What would support more cuts
If headline inflation keeps easing, services price growth cools further, pay growth decelerates, and unemployment edges up without spiking, the case for a gradual sequence of additional cuts strengthens. Markets will watch the monthly Consumer Price Inflation (CPI) details for signs that food inflation is stabilising, energy pass-through is waning, and rents are no longer accelerating. They will also parse each labour market release for vacancies, redundancy rates and pay settlements. A steady improvement across those lanes would let the Bank move from a reactive to a more predictable easing bias, though officials will be keen to avoid fuelling a perception that they are targeting activity rather than inflation.

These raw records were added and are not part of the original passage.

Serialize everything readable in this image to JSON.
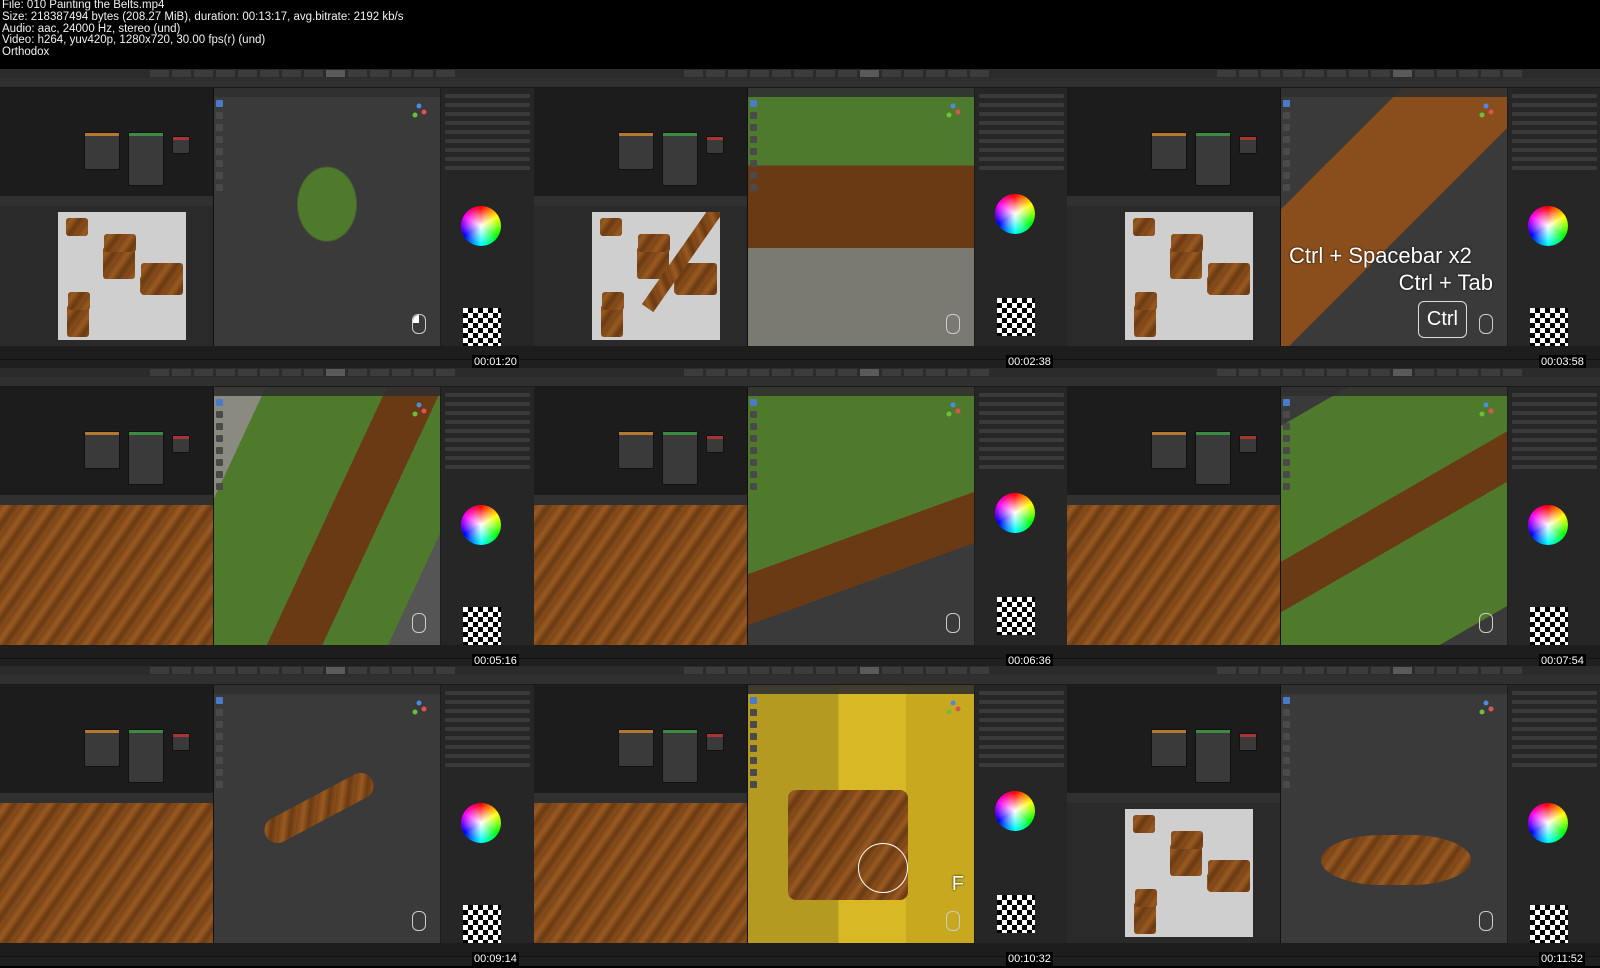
{
  "header": {
    "file_line": "File: 010 Painting the Belts.mp4",
    "size_line": "Size: 218387494 bytes (208.27 MiB), duration: 00:13:17, avg.bitrate: 2192 kb/s",
    "audio_line": "Audio: aac, 24000 Hz, stereo (und)",
    "video_line": "Video: h264, yuv420p, 1280x720, 30.00 fps(r) (und)",
    "author_line": "Orthodox"
  },
  "thumbnails": [
    {
      "timestamp": "00:01:20",
      "scene": "orc-full-body"
    },
    {
      "timestamp": "00:02:38",
      "scene": "belt-closeup"
    },
    {
      "timestamp": "00:03:58",
      "scene": "strap-wireframe",
      "overlay_line1": "Ctrl + Spacebar x2",
      "overlay_line2": "Ctrl + Tab",
      "key_label": "Ctrl"
    },
    {
      "timestamp": "00:05:16",
      "scene": "chest-strap"
    },
    {
      "timestamp": "00:06:36",
      "scene": "chest-strap-2"
    },
    {
      "timestamp": "00:07:54",
      "scene": "back-strap"
    },
    {
      "timestamp": "00:09:14",
      "scene": "floating-belt"
    },
    {
      "timestamp": "00:10:32",
      "scene": "leather-bag",
      "key_label": "F"
    },
    {
      "timestamp": "00:11:52",
      "scene": "belt-ring"
    }
  ],
  "colors": {
    "background": "#000000",
    "blender_accent": "#4a7ac8",
    "orc_skin": "#4f7a2c",
    "leather": "#8a4e1c"
  }
}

Where policy likely settles
It is too early to declare victory, but the destination now looks closer to a neutral range than to the restrictive stance of 2023–24. The Monetary Policy Committee (MPC)’s own communications have emphasised that the journey will be guided by realised data, not by calendar dates. If inflation proves more stubborn, the Bank can pause at 4.0% or even reverse. If it glides toward target with wage growth cooling, a careful path lower becomes the base case. Either way, the Bank appears to believe it can continue to disinflate without engineering a deep downturn, a delicate balance that requires growth to muddle through rather than stall. The GDP profile through mid-summer supports that hope, but it does not remove the need for vigilance.
The takeaway for households and firms
For households, the summer shift means relief, not release. Mortgages should get a little easier at the margin; savings rates will remain attractive by recent standards even if they ebb. For firms, the cost of capital is lower than it was at the peak, but not yet cheap, and pricing power is weaker as demand normalises and competitors resist increases. The Bank is trying to land the plane with as little turbulence as possible. The strategy is working for now because inflation is drifting down and growth is neither too hot nor freezing. That can change quickly, which is why the Bank is moving one meeting at a time and one cut at a time.